The primary objective of Part 1 is to identify one of two dose-levels, each for Bel and Fol that is optimal in polychemotherapy for Part 2, based on safety and ORR at 3 months. In Part 1, Bel and Fol will be separately added to C(H)OP regimens (standard CHOP or COP [CHOP without doxorubicin, to minimize risk of mucositis and cytopenia]). Following a 28-day screening period, patients will be randomized to 5 groups, 20 patients each: Groups 1a/1b receive Bel 600 or 1000 mg/m² by IV infusion over 30 min on Days 1–5 of each of 6 cycles in combination with CHOP (Bel-CHOP); Groups 2a/2b receive Fol 20 or 30 mg/m² by IV push over 3–5 min on Days 1 and 8 of each of 6 cycles in combination with COP (Fol-COP); and Group 3 receives CHOP alone. Each group will receive 6 cycles of therapy, with cycles lasting 21 days. Recommended doses for Part 2 will be determined by an Independent Data Monitoring Committee (IDMC) based on tolerability, efficacy and compliance when 75 patients in Part 1 have completed planned treatment. The IDMC will also convene for an interim analysis and determination of study continuation after 120 PFS events.
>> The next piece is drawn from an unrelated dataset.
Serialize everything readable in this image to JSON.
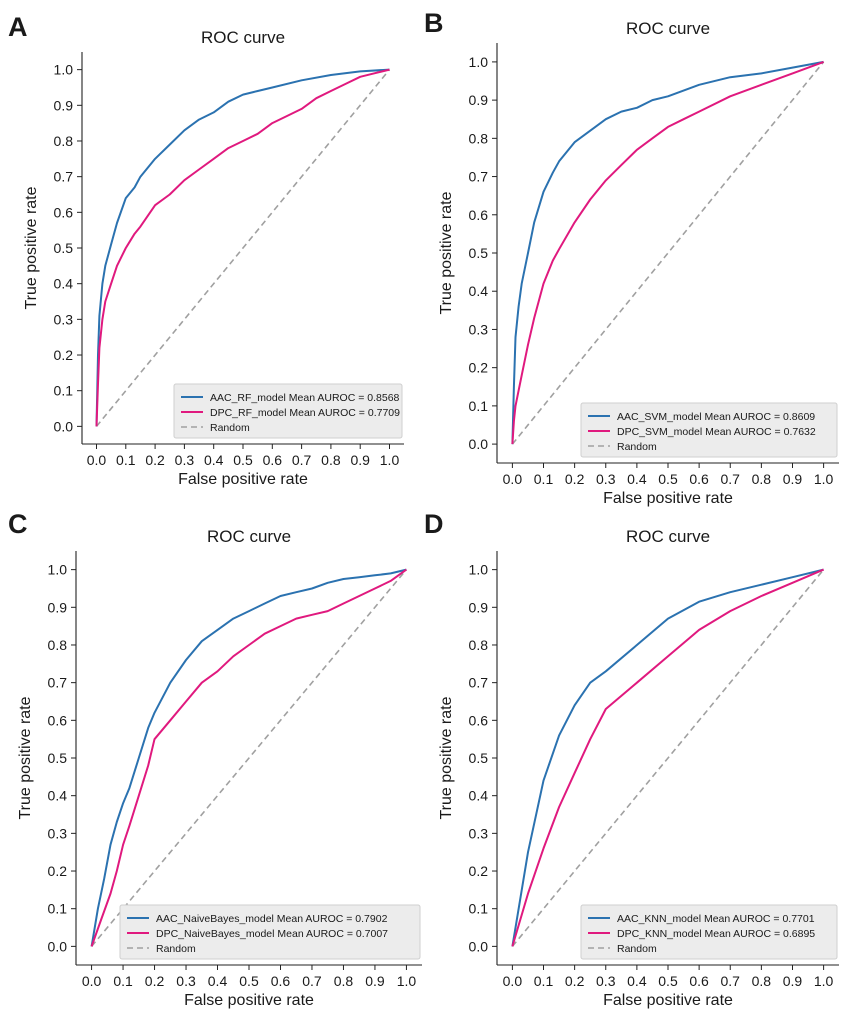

The primary objective for Part 2 is to compare the progression-free survival (PFS), defined as months from randomization to first documented progressive disease (PD) or death, whichever occurs first, of patients with newly diagnosed PTCL treated for up to 6 cycles with each of the 3 regimens. PFS will be determined using Investigator assessments and a one-sided log-rank test will be used. The totality of scans will be centrally reviewed by a Blinded Independent Review Committee. Secondary objectives include comparison of overall survival (OS) and objective response rate (ORR) by treatment, compliance, duration of response, and pharmacokinetics/pharmacodynamics. Assuming target treatment superiority (HR of 0.7), 80% power and 2.5% one-sided type I error rate, a 4-year linear enrollment period and minimum 2-year follow-up with an estimated 10% drop-off rate, 143 patients are needed per arm. Therefore, in Part 2, 429 patients will be randomized 1:1:1 into 3 arms (Group 1: Bel-CHOP; Group 2: Fol-COP; Group 3: CHOP), stratified by histology (nodal vs extra-nodal subtype), Prognostic Index for T-Cell Lymphoma (Group 1/2 vs 3/4), and region (US vs ex-US), excluding patients in Part 1. After completion of study treatment, patients may proceed to bone marrow transplant at the physician’s discretion. Long-term survival follow-up will also be completed by phone every 6 months, until a 5-year median follow-up of the population is reached.

Tumor assessments will be performed every 3 cycles and end-of-treatment visit, then every 3 months for 3 years for patients with CR, PR or SD, and every 6 months thereafter until PD or death. Part 1 recruitment began Q1 of 2024.